Classes final by default

No matter which direction this goes, the discussion here gives me great optimism for a vibrant community going forward.

This is correct - some subset of your own application logic is subject to dynamic proxies. Unfortunately this set isn’t always as fixed as it might seem. I’ll give a couple examples from Spring. (For those that don’t like Spring: I beg of you to put your dislike aside for a moment and see the general applicability to any other framework that uses dynamic proxies for useful value-adding purposes)

  1. @Configuration annotated classes must always be opened, because they are invariably proxied. This is a rather quick rule that any developer operating with Spring and Kotlin will learn early on.

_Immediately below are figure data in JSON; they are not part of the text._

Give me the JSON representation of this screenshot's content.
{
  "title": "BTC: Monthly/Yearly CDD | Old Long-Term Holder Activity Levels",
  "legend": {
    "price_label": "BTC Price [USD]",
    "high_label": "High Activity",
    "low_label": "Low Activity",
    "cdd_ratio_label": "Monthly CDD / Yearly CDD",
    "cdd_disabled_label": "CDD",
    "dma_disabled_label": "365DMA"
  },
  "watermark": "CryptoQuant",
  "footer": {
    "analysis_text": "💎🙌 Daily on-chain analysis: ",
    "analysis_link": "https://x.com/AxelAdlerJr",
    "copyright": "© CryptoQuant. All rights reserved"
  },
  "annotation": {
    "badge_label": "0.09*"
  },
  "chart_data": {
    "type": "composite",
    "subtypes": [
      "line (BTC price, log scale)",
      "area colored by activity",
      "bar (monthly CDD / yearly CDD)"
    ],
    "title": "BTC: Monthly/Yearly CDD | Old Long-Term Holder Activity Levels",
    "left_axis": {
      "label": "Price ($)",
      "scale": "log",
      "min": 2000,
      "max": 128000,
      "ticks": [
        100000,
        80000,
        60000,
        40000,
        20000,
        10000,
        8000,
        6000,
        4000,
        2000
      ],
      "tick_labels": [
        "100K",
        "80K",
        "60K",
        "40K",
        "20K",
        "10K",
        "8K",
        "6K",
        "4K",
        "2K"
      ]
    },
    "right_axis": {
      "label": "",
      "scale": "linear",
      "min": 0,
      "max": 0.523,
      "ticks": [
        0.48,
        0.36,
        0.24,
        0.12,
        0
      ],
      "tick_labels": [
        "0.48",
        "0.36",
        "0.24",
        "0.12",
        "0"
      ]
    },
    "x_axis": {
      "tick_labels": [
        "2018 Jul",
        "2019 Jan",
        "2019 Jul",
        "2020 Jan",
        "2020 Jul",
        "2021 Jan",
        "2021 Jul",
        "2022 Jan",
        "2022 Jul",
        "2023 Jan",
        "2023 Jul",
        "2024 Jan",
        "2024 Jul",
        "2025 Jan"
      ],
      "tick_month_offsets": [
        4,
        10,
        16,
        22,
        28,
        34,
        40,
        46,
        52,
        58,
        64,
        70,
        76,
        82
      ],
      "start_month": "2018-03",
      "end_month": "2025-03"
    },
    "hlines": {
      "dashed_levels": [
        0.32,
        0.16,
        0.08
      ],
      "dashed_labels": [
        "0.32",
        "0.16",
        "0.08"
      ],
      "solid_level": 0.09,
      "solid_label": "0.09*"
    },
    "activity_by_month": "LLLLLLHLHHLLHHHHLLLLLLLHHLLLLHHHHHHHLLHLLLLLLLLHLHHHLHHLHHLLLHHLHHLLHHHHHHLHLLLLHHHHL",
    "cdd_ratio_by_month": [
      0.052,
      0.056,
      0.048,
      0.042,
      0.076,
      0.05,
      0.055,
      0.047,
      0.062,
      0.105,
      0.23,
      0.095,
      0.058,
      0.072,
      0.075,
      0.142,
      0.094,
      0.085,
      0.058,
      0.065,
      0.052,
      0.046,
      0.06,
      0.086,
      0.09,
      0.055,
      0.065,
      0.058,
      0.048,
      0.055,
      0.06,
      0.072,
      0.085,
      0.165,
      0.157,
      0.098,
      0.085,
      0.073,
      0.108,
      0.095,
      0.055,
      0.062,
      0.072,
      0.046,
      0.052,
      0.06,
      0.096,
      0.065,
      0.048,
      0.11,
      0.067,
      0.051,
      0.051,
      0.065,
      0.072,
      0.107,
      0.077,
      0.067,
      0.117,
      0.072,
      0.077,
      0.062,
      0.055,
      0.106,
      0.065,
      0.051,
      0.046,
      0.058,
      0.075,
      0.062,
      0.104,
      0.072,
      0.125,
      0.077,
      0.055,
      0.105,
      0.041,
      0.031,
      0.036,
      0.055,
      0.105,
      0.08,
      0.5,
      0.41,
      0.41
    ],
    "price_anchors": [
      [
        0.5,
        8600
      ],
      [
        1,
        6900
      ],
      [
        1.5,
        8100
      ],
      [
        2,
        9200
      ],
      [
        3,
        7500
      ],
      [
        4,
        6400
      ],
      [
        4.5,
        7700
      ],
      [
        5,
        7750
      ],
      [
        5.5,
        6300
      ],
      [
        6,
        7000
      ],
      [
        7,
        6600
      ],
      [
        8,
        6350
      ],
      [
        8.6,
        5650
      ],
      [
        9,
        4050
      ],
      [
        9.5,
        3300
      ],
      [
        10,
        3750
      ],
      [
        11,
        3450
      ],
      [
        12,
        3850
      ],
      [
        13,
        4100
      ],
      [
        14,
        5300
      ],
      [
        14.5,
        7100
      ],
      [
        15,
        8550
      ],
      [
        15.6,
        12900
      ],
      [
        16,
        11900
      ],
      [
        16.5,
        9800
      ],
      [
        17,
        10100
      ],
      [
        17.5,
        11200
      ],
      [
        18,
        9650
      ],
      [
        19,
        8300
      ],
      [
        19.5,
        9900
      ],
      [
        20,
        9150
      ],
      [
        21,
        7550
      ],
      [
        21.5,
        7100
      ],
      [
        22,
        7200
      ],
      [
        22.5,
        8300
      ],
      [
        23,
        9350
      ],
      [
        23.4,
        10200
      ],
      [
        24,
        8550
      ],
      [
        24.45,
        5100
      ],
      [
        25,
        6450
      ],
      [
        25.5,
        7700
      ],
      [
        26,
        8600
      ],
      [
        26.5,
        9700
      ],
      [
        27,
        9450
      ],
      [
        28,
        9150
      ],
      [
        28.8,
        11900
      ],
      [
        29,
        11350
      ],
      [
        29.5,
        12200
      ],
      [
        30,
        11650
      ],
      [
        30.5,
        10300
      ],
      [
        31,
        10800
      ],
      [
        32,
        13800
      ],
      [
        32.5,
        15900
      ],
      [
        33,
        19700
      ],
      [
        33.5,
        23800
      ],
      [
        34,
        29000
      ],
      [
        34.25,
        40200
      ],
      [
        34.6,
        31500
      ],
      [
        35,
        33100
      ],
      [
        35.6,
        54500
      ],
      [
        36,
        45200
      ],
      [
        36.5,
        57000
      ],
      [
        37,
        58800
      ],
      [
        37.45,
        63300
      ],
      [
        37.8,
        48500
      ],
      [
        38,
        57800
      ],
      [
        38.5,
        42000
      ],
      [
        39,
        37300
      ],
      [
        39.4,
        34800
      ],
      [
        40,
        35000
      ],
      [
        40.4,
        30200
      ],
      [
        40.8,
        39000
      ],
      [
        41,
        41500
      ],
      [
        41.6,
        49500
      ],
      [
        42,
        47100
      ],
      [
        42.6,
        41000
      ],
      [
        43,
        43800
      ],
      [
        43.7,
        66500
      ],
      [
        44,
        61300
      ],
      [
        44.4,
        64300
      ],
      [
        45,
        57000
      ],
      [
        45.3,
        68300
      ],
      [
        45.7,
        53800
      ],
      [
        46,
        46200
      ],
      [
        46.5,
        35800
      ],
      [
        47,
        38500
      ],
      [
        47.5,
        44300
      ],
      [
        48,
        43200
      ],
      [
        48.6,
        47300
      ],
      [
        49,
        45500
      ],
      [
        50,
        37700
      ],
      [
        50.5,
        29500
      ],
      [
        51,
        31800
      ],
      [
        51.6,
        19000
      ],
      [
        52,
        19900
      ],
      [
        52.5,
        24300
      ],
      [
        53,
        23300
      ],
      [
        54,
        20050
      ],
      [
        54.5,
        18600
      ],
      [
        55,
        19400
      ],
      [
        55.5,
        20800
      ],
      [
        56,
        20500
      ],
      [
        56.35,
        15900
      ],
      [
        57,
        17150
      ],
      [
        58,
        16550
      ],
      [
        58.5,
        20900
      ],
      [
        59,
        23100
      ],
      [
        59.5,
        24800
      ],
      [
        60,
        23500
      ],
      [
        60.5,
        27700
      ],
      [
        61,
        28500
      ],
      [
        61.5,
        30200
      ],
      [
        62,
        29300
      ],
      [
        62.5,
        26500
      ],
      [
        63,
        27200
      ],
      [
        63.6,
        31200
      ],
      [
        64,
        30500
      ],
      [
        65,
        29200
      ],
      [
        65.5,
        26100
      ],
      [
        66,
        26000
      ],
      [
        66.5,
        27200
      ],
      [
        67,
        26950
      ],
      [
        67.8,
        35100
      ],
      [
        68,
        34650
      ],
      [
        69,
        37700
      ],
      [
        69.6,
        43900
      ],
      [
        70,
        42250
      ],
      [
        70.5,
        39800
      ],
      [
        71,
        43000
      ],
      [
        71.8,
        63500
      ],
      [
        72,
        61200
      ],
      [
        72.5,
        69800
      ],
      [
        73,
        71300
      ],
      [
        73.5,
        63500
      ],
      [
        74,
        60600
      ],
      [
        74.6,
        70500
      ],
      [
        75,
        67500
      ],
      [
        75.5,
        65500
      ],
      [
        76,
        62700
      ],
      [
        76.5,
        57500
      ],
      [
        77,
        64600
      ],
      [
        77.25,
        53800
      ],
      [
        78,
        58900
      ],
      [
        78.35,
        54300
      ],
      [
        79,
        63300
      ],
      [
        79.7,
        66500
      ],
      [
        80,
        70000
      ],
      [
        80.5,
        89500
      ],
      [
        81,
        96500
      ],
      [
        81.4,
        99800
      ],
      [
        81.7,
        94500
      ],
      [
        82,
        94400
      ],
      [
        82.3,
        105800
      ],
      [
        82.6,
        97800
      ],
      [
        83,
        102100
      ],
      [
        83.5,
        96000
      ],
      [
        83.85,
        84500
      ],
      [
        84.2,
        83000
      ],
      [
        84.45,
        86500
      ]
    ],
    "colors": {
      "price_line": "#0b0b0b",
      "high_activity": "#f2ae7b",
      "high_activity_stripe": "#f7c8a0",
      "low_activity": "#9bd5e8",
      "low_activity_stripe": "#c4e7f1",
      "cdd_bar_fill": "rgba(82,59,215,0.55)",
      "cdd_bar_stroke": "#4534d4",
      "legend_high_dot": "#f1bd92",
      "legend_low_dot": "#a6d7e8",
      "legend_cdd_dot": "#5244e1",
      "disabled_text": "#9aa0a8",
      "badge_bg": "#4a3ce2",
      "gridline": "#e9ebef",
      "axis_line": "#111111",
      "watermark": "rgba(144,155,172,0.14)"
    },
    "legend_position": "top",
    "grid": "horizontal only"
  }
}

  2. Pretty much any other injectable resource in Spring may or may not be proxied, depending on what set of features you happen to be using. So if I start with a simple Boot application with only Spring MVC, I don’t have to open my @RestController classes. If I wish to add something like Hystrix fallbacks or Spring AOP, something that was previously not proxied now may be proxied depending on whether it is applicable to the feature.

In both cases, I am most allergic to the fact that I discover the finality problem at runtime. To me, the more a language can prove to me the correctness of my code before runtime, the closer it is to perfection. In Kotlin, for example, I don’t find myself writing as many defensive unit tests around null behavior because Kotlin’s null handling eliminates certain classes of problems in this space. By enforcing closed-by-default, Kotlin opens up a new class of problems that I need to add tests for, lest I be surprised at runtime.

I think this idea of monkey patching third party libraries is the basis of the theoretical argument for closed-by-default, but the one I see the least carried out in practice.